The period of 2019-2020 in Leeds was extremely wet and the constant rain, coupled with the longer walk to campus, meant that I regularly had colds which stuck with me. In January 2020 I went under with a bad virus which stuck with me for five months.
Three courses of antibiotics and a steroid nasal spray later, I did recover but it was a long slog. The personal responsibility of cooking, shopping and generally looking after myself while still attending lectures and doing coursework meant that I never had a proper opportunity to stop and focus on getting better which probably prolonged my illness.
The lockdown measures in March came into place two weeks after my mum had demanded that I come home due to her fears about the virus preventing me from travelling home. I was very fortunate that I was able to come home and be looked after while finishing my second year.
Understanding my limits
My health issues have created in me a drive to do everything when I am well. This drive, however, can also prolong illness and create over-tiredness. After my healthy first year, where I had held down a part-time job alongside my studies and completed a sponsored run (at a walking pace) I had become overconfident about how much I could do.
For my second year I had signed up to do too much. These had been great opportunities and were doable when I was well but when I got sick, they became a burden that was very hard to shift. Heading into my third year, I shed a lot of responsibilities and limited the number of extracurricular activities I took on to prevent a repeat of my second year.
My final year was entirely online due to COVID-19. This presented new challenges but from a PH perspective the online working conditions were helpful. I had unfortunately signed for a flat for my final year when it was announced that teaching would take place online, but I mostly lived at home.

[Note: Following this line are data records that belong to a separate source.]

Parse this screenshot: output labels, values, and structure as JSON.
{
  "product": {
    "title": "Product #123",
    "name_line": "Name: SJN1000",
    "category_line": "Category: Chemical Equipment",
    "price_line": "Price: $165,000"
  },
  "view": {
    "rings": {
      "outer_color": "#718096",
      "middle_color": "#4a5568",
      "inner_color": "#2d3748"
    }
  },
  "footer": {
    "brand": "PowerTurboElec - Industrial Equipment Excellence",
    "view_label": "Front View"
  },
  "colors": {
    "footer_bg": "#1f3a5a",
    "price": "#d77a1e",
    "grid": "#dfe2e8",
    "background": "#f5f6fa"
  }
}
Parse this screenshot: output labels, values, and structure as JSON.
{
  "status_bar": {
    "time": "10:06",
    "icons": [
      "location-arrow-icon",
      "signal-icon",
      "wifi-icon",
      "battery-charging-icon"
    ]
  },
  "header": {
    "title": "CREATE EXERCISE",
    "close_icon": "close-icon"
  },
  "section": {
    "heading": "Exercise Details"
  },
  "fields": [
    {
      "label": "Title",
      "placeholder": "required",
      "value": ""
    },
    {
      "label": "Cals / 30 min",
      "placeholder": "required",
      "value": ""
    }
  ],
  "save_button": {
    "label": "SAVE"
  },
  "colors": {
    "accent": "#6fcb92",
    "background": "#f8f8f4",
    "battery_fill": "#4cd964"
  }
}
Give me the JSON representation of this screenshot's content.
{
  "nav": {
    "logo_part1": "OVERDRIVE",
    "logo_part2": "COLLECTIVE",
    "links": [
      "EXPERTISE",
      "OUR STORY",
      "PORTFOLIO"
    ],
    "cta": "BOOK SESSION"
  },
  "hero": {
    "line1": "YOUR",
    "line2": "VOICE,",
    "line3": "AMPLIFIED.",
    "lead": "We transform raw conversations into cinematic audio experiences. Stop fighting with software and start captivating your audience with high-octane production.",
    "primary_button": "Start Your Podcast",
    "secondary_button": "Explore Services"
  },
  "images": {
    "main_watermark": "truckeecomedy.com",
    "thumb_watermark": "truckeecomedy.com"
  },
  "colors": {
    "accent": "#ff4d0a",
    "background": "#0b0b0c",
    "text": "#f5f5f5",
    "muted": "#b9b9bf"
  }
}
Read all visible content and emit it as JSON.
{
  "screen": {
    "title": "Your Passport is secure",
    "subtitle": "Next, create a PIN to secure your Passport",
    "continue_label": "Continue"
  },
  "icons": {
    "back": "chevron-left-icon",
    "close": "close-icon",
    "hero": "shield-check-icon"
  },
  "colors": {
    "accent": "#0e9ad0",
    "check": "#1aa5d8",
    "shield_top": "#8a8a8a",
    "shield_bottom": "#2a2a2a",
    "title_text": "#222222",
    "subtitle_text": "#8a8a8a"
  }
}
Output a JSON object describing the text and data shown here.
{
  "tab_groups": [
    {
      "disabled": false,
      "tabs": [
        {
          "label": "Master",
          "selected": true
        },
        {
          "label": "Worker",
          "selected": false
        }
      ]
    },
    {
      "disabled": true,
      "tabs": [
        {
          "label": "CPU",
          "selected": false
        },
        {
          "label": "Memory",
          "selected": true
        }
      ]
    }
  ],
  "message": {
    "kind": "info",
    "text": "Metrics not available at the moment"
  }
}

It has been interesting to see how the university plans to retain measures such as online teaching in the future and I’m pleased that this means more options for disabled students going forward. As I’ve begun to apply for jobs, I have also seen more remote positions being offered and flexible working options which I find encouraging.
In July, I graduated from the University of Leeds with a first class (hons) degree in English Literature. It has been a long process, made tougher to navigate at times due to my PH, but also something that I have found very rewarding.
As I move onto the next step, I feel that navigating studying and getting through the pandemic have prepared me for the future and the issues that can and do arise from my condition.
The biggest takeaway that I have is that preparation and mindfulness of your limits are the most useful things you can do to manage PH in a full-time study environment.